The project includes three coats that are designed in modernistic styles. They celebrate the point in history when sound began to open up conceptually and noise was incorporated into the classical music tradition. Each coat, entitled Andante Coat, Staccato Coat and Largo Coat, has a character associated with them. This character is developed in a video work accompanying their display.
The technology includes using RJDJ, a platform for reactive music for the iPod Touch and iPhone, using re-configurable ‘scenes’ to create real-time sounds. Speakers embedded on the outside of the coats project the sounds to claim sonic space, celebrating sound embodiment through the body carrier.

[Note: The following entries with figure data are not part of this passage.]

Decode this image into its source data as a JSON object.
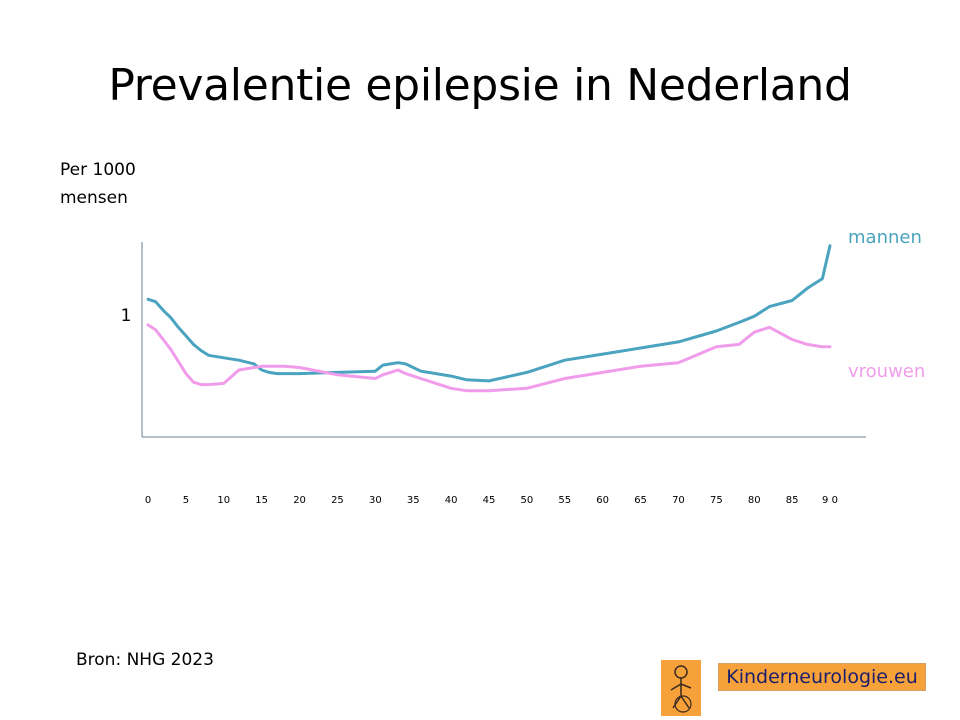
{
  "slide": {
    "title": "Prevalentie epilepsie in Nederland",
    "ylabel_line1": "Per 1000",
    "ylabel_line2": "mensen",
    "source": "Bron: NHG 2023",
    "logo_text": "Kinderneurologie.eu",
    "logo_icon": "child-figure-icon"
  },
  "chart_data": {
    "type": "line",
    "x": [
      0,
      1,
      2,
      3,
      4,
      5,
      6,
      7,
      8,
      10,
      12,
      14,
      15,
      16,
      17,
      18,
      20,
      25,
      30,
      31,
      32,
      33,
      34,
      35,
      36,
      37,
      38,
      40,
      42,
      45,
      50,
      55,
      60,
      65,
      70,
      75,
      78,
      80,
      82,
      85,
      87,
      89,
      90
    ],
    "x_tick_labels": [
      "0",
      "5",
      "10",
      "15",
      "20",
      "25",
      "30",
      "35",
      "40",
      "45",
      "50",
      "55",
      "60",
      "65",
      "70",
      "75",
      "80",
      "85",
      "9 0"
    ],
    "x_tick_values": [
      0,
      5,
      10,
      15,
      20,
      25,
      30,
      35,
      40,
      45,
      50,
      55,
      60,
      65,
      70,
      75,
      80,
      85,
      90
    ],
    "y_tick_labels": [
      "1"
    ],
    "y_tick_values": [
      1.0
    ],
    "ylim": [
      0,
      1.6
    ],
    "series": [
      {
        "name": "mannen",
        "color": "#4aa3bf",
        "values": [
          1.13,
          1.11,
          1.04,
          0.98,
          0.9,
          0.83,
          0.76,
          0.71,
          0.67,
          0.65,
          0.63,
          0.6,
          0.55,
          0.53,
          0.52,
          0.52,
          0.52,
          0.53,
          0.54,
          0.59,
          0.6,
          0.61,
          0.6,
          0.57,
          0.54,
          0.53,
          0.52,
          0.5,
          0.47,
          0.46,
          0.53,
          0.63,
          0.68,
          0.73,
          0.78,
          0.87,
          0.94,
          0.99,
          1.07,
          1.12,
          1.22,
          1.3,
          1.57
        ]
      },
      {
        "name": "vrouwen",
        "color": "#f19ceb",
        "values": [
          0.92,
          0.88,
          0.8,
          0.72,
          0.62,
          0.52,
          0.45,
          0.43,
          0.43,
          0.44,
          0.55,
          0.57,
          0.58,
          0.58,
          0.58,
          0.58,
          0.57,
          0.51,
          0.48,
          0.51,
          0.53,
          0.55,
          0.52,
          0.5,
          0.48,
          0.46,
          0.44,
          0.4,
          0.38,
          0.38,
          0.4,
          0.48,
          0.53,
          0.58,
          0.61,
          0.74,
          0.76,
          0.86,
          0.9,
          0.8,
          0.76,
          0.74,
          0.74
        ]
      }
    ]
  }
}
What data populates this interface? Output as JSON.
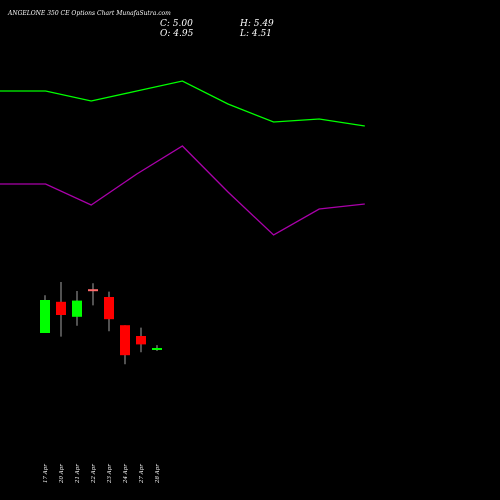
{
  "chart_data": {
    "type": "candlestick",
    "title": "ANGELONE 350  CE Options  Chart MunafaSutra.com",
    "ohlc_readout": {
      "close": "C: 5.00",
      "high": "H: 5.49",
      "open": "O: 4.95",
      "low": "L: 4.51"
    },
    "candles": [
      {
        "label": "17 Apr",
        "open": 7.5,
        "high": 13.8,
        "low": 7.5,
        "close": 13.0,
        "color": "#00ff00"
      },
      {
        "label": "20 Apr",
        "open": 12.7,
        "high": 16.0,
        "low": 6.9,
        "close": 10.5,
        "color": "#ff0000"
      },
      {
        "label": "21 Apr",
        "open": 10.2,
        "high": 14.5,
        "low": 8.7,
        "close": 12.9,
        "color": "#00ff00"
      },
      {
        "label": "22 Apr",
        "open": 14.8,
        "high": 15.8,
        "low": 12.1,
        "close": 14.5,
        "color": "#ff6a6a"
      },
      {
        "label": "23 Apr",
        "open": 13.5,
        "high": 14.4,
        "low": 7.8,
        "close": 9.8,
        "color": "#ff0000"
      },
      {
        "label": "24 Apr",
        "open": 8.8,
        "high": 8.8,
        "low": 2.3,
        "close": 3.8,
        "color": "#ff0000"
      },
      {
        "label": "27 Apr",
        "open": 7.0,
        "high": 8.4,
        "low": 4.3,
        "close": 5.6,
        "color": "#ff0000"
      },
      {
        "label": "28 Apr",
        "open": 4.95,
        "high": 5.49,
        "low": 4.51,
        "close": 5.0,
        "color": "#00ff00"
      }
    ],
    "bands": [
      {
        "color": "#00ff00",
        "values": [
          91,
          91,
          101,
          91,
          81,
          104,
          122,
          119,
          126
        ]
      },
      {
        "color": "#aa00aa",
        "values": [
          184,
          184,
          205,
          174,
          146,
          192,
          235,
          209,
          204
        ]
      }
    ],
    "ylim": [
      0,
      20
    ],
    "grid": false,
    "legend": "none"
  },
  "colors": {
    "background": "#000000",
    "text": "#ffffff",
    "up": "#00ff00",
    "down": "#ff0000"
  }
}
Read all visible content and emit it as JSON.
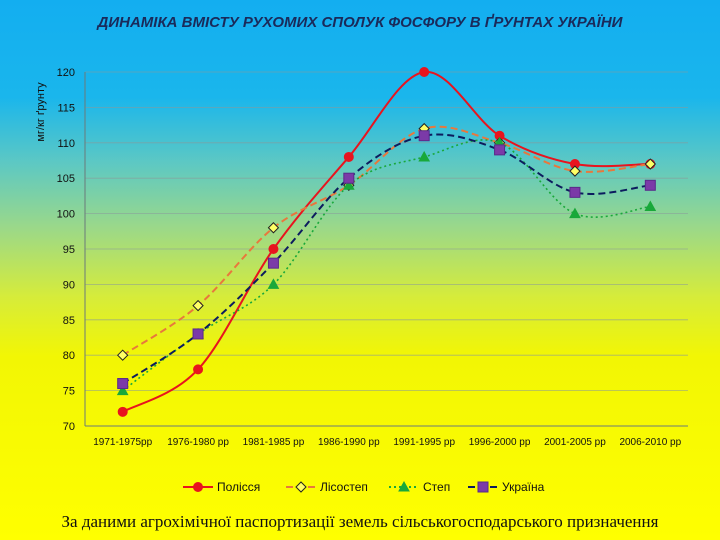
{
  "title": "ДИНАМІКА ВМІСТУ РУХОМИХ СПОЛУК ФОСФОРУ В ҐРУНТАХ УКРАЇНИ",
  "caption": "За даними агрохімічної паспортизації земель сільськогосподарського призначення",
  "chart_data": {
    "type": "line",
    "title": "ДИНАМІКА ВМІСТУ РУХОМИХ СПОЛУК ФОСФОРУ В ҐРУНТАХ УКРАЇНИ",
    "ylabel": "мг/кг ґрунту",
    "xlabel": "",
    "ylim": [
      70,
      120
    ],
    "yticks": [
      70,
      75,
      80,
      85,
      90,
      95,
      100,
      105,
      110,
      115,
      120
    ],
    "grid": true,
    "legend": "bottom",
    "categories": [
      "1971-1975рр",
      "1976-1980 рр",
      "1981-1985 рр",
      "1986-1990 рр",
      "1991-1995 рр",
      "1996-2000 рр",
      "2001-2005 рр",
      "2006-2010 рр"
    ],
    "series": [
      {
        "name": "Полісся",
        "values": [
          72,
          78,
          95,
          108,
          120,
          111,
          107,
          107
        ],
        "color": "#e8141e",
        "marker": "circle",
        "dash": "solid"
      },
      {
        "name": "Лісостеп",
        "values": [
          80,
          87,
          98,
          104,
          112,
          110,
          106,
          107
        ],
        "color": "#e8783c",
        "marker": "diamond",
        "dash": "dashed"
      },
      {
        "name": "Степ",
        "values": [
          75,
          83,
          90,
          104,
          108,
          110,
          100,
          101
        ],
        "color": "#19a83a",
        "marker": "triangle",
        "dash": "dotted"
      },
      {
        "name": "Україна",
        "values": [
          76,
          83,
          93,
          105,
          111,
          109,
          103,
          104
        ],
        "color": "#0c1c5e",
        "marker": "square",
        "dash": "dashed"
      }
    ]
  }
}
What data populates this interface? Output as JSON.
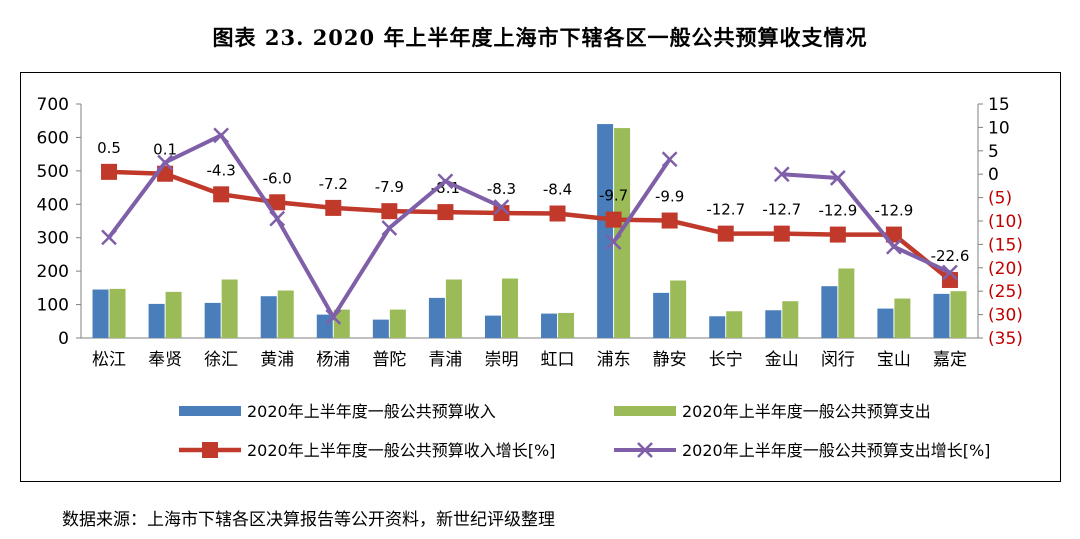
{
  "title": "图表 23. 2020 年上半年度上海市下辖各区一般公共预算收支情况",
  "source": "数据来源：上海市下辖各区决算报告等公开资料，新世纪评级整理",
  "colors": {
    "revenue": "#4A7EBB",
    "expenditure": "#9BBB59",
    "revenue_growth": "#C0392B",
    "expenditure_growth": "#7F5FA8",
    "right_axis_text": "#C00000"
  },
  "chart_data": {
    "type": "bar",
    "categories": [
      "松江",
      "奉贤",
      "徐汇",
      "黄浦",
      "杨浦",
      "普陀",
      "青浦",
      "崇明",
      "虹口",
      "浦东",
      "静安",
      "长宁",
      "金山",
      "闵行",
      "宝山",
      "嘉定"
    ],
    "y_left": {
      "ylim": [
        0,
        700
      ],
      "ticks": [
        "0",
        "100",
        "200",
        "300",
        "400",
        "500",
        "600",
        "700"
      ]
    },
    "y_right": {
      "ylim": [
        -35,
        15
      ],
      "tick_values": [
        15,
        10,
        5,
        0,
        -5,
        -10,
        -15,
        -20,
        -25,
        -30,
        -35
      ],
      "ticks": [
        "15",
        "10",
        "5",
        "0",
        "(5)",
        "(10)",
        "(15)",
        "(20)",
        "(25)",
        "(30)",
        "(35)"
      ]
    },
    "series": [
      {
        "name": "2020年上半年度一般公共预算收入",
        "type": "bar",
        "axis": "left",
        "values": [
          145,
          102,
          105,
          125,
          70,
          55,
          120,
          67,
          73,
          640,
          135,
          65,
          83,
          155,
          88,
          132
        ]
      },
      {
        "name": "2020年上半年度一般公共预算支出",
        "type": "bar",
        "axis": "left",
        "values": [
          147,
          138,
          175,
          142,
          85,
          85,
          175,
          178,
          75,
          628,
          172,
          80,
          110,
          208,
          118,
          140
        ]
      },
      {
        "name": "2020年上半年度一般公共预算收入增长[%]",
        "type": "line",
        "axis": "right",
        "values": [
          0.5,
          0.1,
          -4.3,
          -6.0,
          -7.2,
          -7.9,
          -8.1,
          -8.3,
          -8.4,
          -9.7,
          -9.9,
          -12.7,
          -12.7,
          -12.9,
          -12.9,
          -22.6
        ],
        "labels": [
          "0.5",
          "0.1",
          "-4.3",
          "-6.0",
          "-7.2",
          "-7.9",
          "-8.1",
          "-8.3",
          "-8.4",
          "-9.7",
          "-9.9",
          "-12.7",
          "-12.7",
          "-12.9",
          "-12.9",
          "-22.6"
        ]
      },
      {
        "name": "2020年上半年度一般公共预算支出增长[%]",
        "type": "line",
        "axis": "right",
        "segments": [
          {
            "start": 0,
            "values": [
              -13.5,
              2.5,
              8.3,
              -9.5,
              -30.5,
              -11.5,
              -1.5,
              -7.0,
              null,
              -14.5,
              3.2
            ]
          },
          {
            "start": 12,
            "values": [
              0.0,
              -0.8,
              -15.5,
              -21.0
            ]
          }
        ]
      }
    ]
  }
}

The names are based in the classical tradition of music; Andante and Largo connoting tempo in beats per minute, and Staccato describing a stiff attack of a note. The coats celebrate noise, experiments with randomized language, and minimal composition, in an attempt to celebrate public movement.
The technological fashions created by Minnesota born, New York based artist Tesia Kosmalski, are a wearable response to her interest in public discourse, gender and sound. This interest began in producing and performing live video as a “VJ” and continued on into MFA in the Electronic Visualization Program at the University of Illinois at Chicago, she continued to explore these concepts through a wide range of technologies. It ultimately evolved into the wearable concepts demonstrated in the Echo Coats Project.